Similar to the famous conclusion of the philosopher, Rene Descartes, "I think therefore I am" it is normal to identify what we do, think and feel with our self - our I, me, and mine. For example, I am happy, this is me and the car is mine. For the Buddha, the roots of dukkha, or suffering, are found in such identifications. These identifications, although they are only conventional labels, once believed in, become psychologically established and propagate a view of the world in which we feel separate and alienated from out inner and outer experiences. Believing in the separateness of you and I and attempting to maintain, nourish and propagate this identification of I - often at the expense of others - we cause ourselves and others much grief and suffering through our self deception. 

While it has been said that the Buddha wanted to destroy the self or the I, this is incorrect, simply because there is no permanent and substantial basis of personal identity called self to destroy. The teaching of anatta is in no way a denial of the empirical reality of the individual personality. The Buddha taught that the individual personality is a functional, unified and casually interconnected integrity operating on many levels. Personality factors are consistent yet are also ever changing. While recognizing that the I or self is a fluid cognitive fiction, the Buddha also understood its convenient and helpful functionality. The Buddha himself used such terms and I, you, he, she, person, etc. but he did so only to facilitate communication in conventional speech with conventional understanding. So, the Buddha teaches to not destroy but transcend or surpass the ignorance which come from attributing a substantial reality to the self.

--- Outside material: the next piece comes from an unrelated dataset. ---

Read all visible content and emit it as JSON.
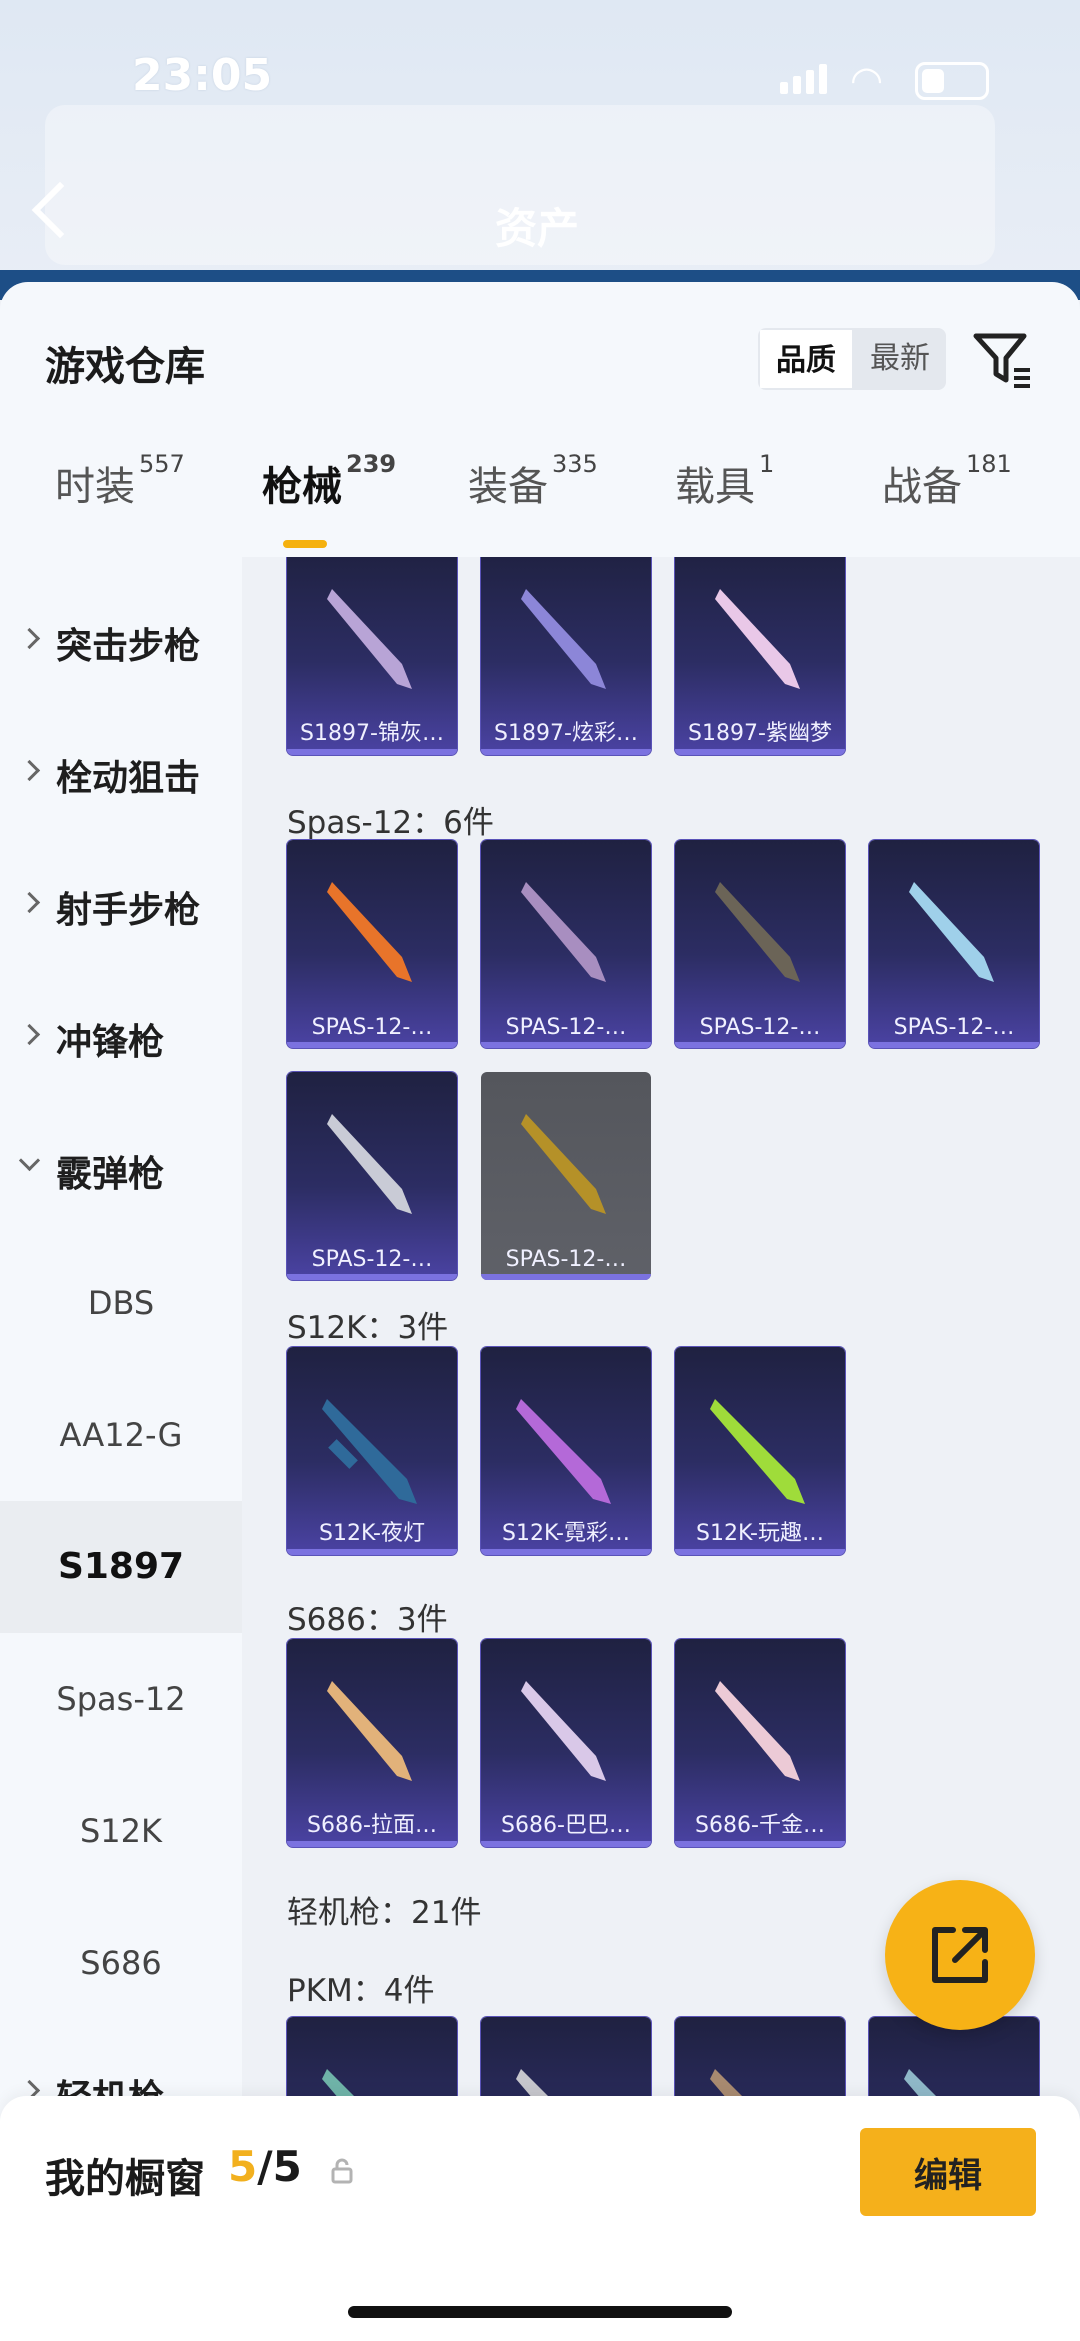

We see now that as much as the Buddha emphasized the elimination of egotism, he did not intend the annihilation or depersonalization of what modern psychology labels the empirical self or the individual experiences. The terms I or self are pragmatic linguistic conventions that reflect the living experience that all conscious living beings have. For the idea of no self doesn't mean we don't exist or that we are robots with no volition to act in the world, instead we are constantly changing beings, always in flux. Giving it a fixed name and identity is just a convention that humans came up with so we can talk about it. The whole idea of self is a fiction or narrative. The problem is that as soon as we attach labels and concepts onto something, our egos start objectifying it, conclusively establish and create fantastic stories to make something static and permanent out of it - and that begins our point of illusion and suffering.

Clinical psychologist, Terry Marks-Tarlow, describes how we cannot separate ourselves from our experience, which is organically based and which takes place through the body. He does this by saying that most of us take for granted the ability to distinguish between ourselves as observers and what we observe in the world. Outwardly our skin seems like visible proof of a clear boundary that encases and protects our organs. Inwardly our sense of self, when intact, also feels like a relatively clear boundary, at times even to the point of isolation from others. Yet whether we consider our bodies or minds, the subjective experience of closed boundaries rests precisely on the opposite state of affairs - wide open portals that continually allow transaction between inside and outside, body and world, self and no self. Cycles of re-entry continually oscillate between creating and erasing the seam where observer and observed, perceiver and perceived, inner and outer, intersect and cross paradoxically. At this seam, self and world appear mutually co-determining. These perspectives are analoguous to Buddhist psychology which seecks to transcend the distinct self/no self distinction.

As you can see, the concept of no self represents a challenge to the Western mind.